The answer to that question is no, according to the University of Michigan's Director of the Institute of Social Research, Dr. James Jackson.
“The failure to look at [mental and physical health] together has lead us down the wrong roads in regards to thinking about what might be the underlying explanation for such consistent disparities,” he said.
At the University of Illinois at Chicago's School of Public Health last Wednesday, Jackson presented a mental health hypothesis that elicited a firestorm of questions and comments from the audience.
“In comparison to the health statuses in mortality, if you look at mental health disparities, they run exactly in the opposite direction,” he said. “African-Americans, fundamentally, by their more positive mental health in the United States of America, are selling out their physical health.”
According to the National Health and Nutrition Survey III data, the prevalence of major depression is “significantly greater” in whites than in African-Americans, 10.5 percent to 7.5 percent, respectively. This difference was also found in the Epidemiologic Catchment Area study as well as the National Comorbidity Survey of Mental Health.
“For African-Americans, living under highly stressful conditions, engaging in no negative health behaviors – no smoking, no drinking, not obese – is related to an incredible probability of developing a case of major depression. The more negative health behaviors one engages in, the probability (of developing major depression) drops almost to zero," Jackson said of the data.

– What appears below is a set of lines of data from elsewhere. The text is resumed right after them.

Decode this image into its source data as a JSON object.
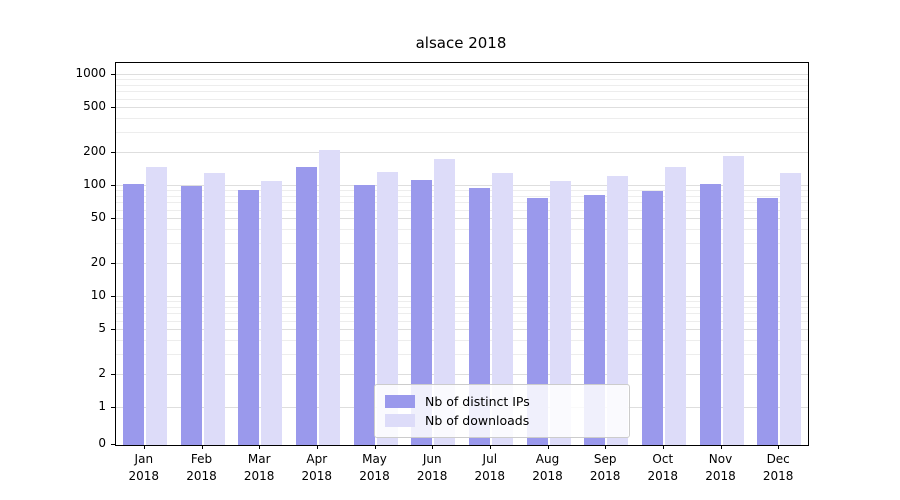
{
  "chart_data": {
    "type": "bar",
    "title": "alsace 2018",
    "categories": [
      "Jan",
      "Feb",
      "Mar",
      "Apr",
      "May",
      "Jun",
      "Jul",
      "Aug",
      "Sep",
      "Oct",
      "Nov",
      "Dec"
    ],
    "category_year": "2018",
    "series": [
      {
        "name": "Nb of distinct IPs",
        "color": "#9a99ec",
        "values": [
          105,
          100,
          92,
          150,
          102,
          113,
          97,
          78,
          83,
          90,
          104,
          78
        ]
      },
      {
        "name": "Nb of downloads",
        "color": "#dddcf9",
        "values": [
          150,
          130,
          112,
          210,
          135,
          175,
          130,
          112,
          122,
          150,
          185,
          130
        ]
      }
    ],
    "yticks": [
      0,
      1,
      2,
      5,
      10,
      20,
      50,
      100,
      200,
      500,
      1000
    ],
    "yscale": "symlog",
    "ylim": [
      0,
      1300
    ],
    "grid": true,
    "grid_color": "#ededed",
    "legend_position": "lower-center-inside"
  }
}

Since people are more immediately aware of their mental state and stress level than a potential physical health concern, African-Americans prioritize their sanity over potential physical harm, Jackson said, by engaging in negative health behaviors that deactivate the HPA axis, a neurological function that controls stress.
“I think that most of us in the field have known for years that these unhealthy behaviors are reinforcing, that’s why people do them,” said Dr. Robin Mermelstein, director of UIC’s Institute for Health Research and Policy and professor of psychology.
“I think the link he added is that in the African-American community, with no other outlet, they turn to these behaviors.”
For many African-Americans – 20 percent of whom are in the lowest income percentile - the everyday environment is not supportive of positive health behaviors. “Neighborhoods provide coping resources: fast food outlets, liquor stores, and illegal drug distribution,” Jackson said. He added that exercise in a crime-riddled neighborhood isn’t always an option.
That creates a problem for health professionals trying to help individuals change poor health behaviors. If you don’t want to be depressed, have a few martinis. The only problem, Jackson tells patients, “It’s killing you.”
As a result, clinical psychologists and other health professionals need to rework their health behavior advice, said Mermelstein.
“Messages that say, ‘Don’t drink; Don’t smoke; Eat better,’ are what people already know. But rather, acknowledge the real difficulty people have in changing many of these behaviors that are unhealthy because they give some positive benefits for coping. Acknowledge that change is tough and make sure that you have some coping resources to fill in the gap and take the place of those unhealthy behaviors.”
UIC clinical psychologist Ann Wood Washington said it’s premature to use Jackson’s research as a framework for battling health disparities.
“That’s a long, hard road ahead,” Wood Washington said. “I see that in the kinds of things that we try to get our patients to do-just change one thing-and it’s really very difficult. The more pieces that we have to add to the [health disparity] puzzle is helpful, but it’s really a very long process."